Not so; no one can get divine wisdom on his own account, or for it. Separation and remoteness are only apparent We must in thought recognize the sources of our enlightenment and go out in love towards them.
 
Minds and hearts closed to these truths are not open to diviner influences at all. They must recognize that the heralds who speak with trumpet voice to the age alone make spiritual progress possible to the great mass of men, and each of us must admit and stand ready to pay the debt of Humanity.
 
I do not consider it in the least necessary for me to know what Madame Blavatsky might do, or even why she does it. I accept the test gladly, as a new step onward, full of joy for my comrades who do so, full of sorrow for those who do not “Every human action is involved in its faults, as the fire in its smoke,” says the Gita.
 
Nor does the Lord create those actions or the faculty of acting, we are told, but that “each man’s own nature creates them; nature prevaileth."
 
Every organism thus differentiates the one life according to its progress, more or less, while above all the Lord awaits the final evolution of nature into Himself—Itself.
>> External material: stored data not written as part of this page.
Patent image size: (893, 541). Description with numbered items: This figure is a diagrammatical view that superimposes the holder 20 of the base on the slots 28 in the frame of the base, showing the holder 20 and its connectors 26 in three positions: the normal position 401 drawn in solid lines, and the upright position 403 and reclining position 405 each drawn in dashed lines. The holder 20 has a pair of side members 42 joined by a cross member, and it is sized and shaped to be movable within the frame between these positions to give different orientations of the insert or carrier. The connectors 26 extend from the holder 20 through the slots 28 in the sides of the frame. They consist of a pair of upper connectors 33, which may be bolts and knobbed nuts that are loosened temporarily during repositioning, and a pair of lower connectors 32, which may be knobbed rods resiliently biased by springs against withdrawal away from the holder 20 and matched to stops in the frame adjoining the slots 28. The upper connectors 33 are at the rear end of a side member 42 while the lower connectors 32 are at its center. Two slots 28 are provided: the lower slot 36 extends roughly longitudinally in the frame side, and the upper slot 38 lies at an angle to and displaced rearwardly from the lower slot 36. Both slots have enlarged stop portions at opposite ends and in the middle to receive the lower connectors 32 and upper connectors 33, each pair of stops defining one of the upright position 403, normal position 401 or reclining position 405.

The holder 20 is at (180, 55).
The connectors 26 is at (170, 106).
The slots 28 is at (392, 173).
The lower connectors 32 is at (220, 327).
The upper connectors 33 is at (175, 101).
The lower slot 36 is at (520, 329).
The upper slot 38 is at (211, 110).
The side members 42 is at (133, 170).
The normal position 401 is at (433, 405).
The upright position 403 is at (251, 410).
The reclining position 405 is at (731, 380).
Thus it is that her personality –and all personalities– are beside the question.
 
Here too we are tested upon our power to rise above appearances, to look beyond conventions. These shocks are no doubt needed also. So I look to the spirit and to the fixed attitude behind all those various deeds. It is one of generosity, self abnegation, absolutely fearless devotion to an Ideal, – the highest Ideal known.
 
Each hour of her life is given to the enlightenment of mankind, and such pearls she distributes throughout those weary hours as might singly ransom the eccentricities of an hundred lives. These personalities are naught. Behind hers there is a mystery. She is second to no mere man, and if called to any issue we must choose her from among men and forms; let us hope we shall never be so called, but that all will follow our true Leader.
 
The Theosophical Society stands to Madame Blavatsky as a child; our life is hers; in and for us she lives. Her great longing is to see us able to stand alone, to have a claim of our own upon the Great Ones; able to draw our own sustenance and strength from the gods before she leaves us.
 
You who know that I have never met her personally may ask how I know this. Shall I study the True faithfully and not know that true heart?
 
It is Karma appoints us our guides through our own attractive influences, and as such H. P. Blavatsky stands to all the theosophists of the century, recorded or unrecorded. We must be prepared to sacrifice some such things as forms, rules, tastes, and opinions, for the sake of Truth and occult progress.
 
For such progress an opportunity is now offered us through the acceptance of a simple test of intuition and faith. For this Madame Blavatsky has my profound and renewed gratitude, and I am, as ever, hers and Yours faithfully,
 
Jasper Niemand, F. T. S. »
 
 
(The Path, August 1888, p.143-147)
 
 
 
 
 
 
OBSERVATION
 
I find Jasper Niemand's attitude towards Blavatsky a bit fanatical. Personally, my appreciation for Blavatsky is due to the fact that my research has led me to conclude that she was most likely the messenger of the trans-Himalayan Masters, and therefore her teaching is worth studying. But if someone can prove me I am wrong, I will be the first to thank them because I am not interested in defending an instructor but rather in finding the best instructors, and so far the more I investigate Blavatsky the more I conclude that she has been the greatest occultist who has ever existed.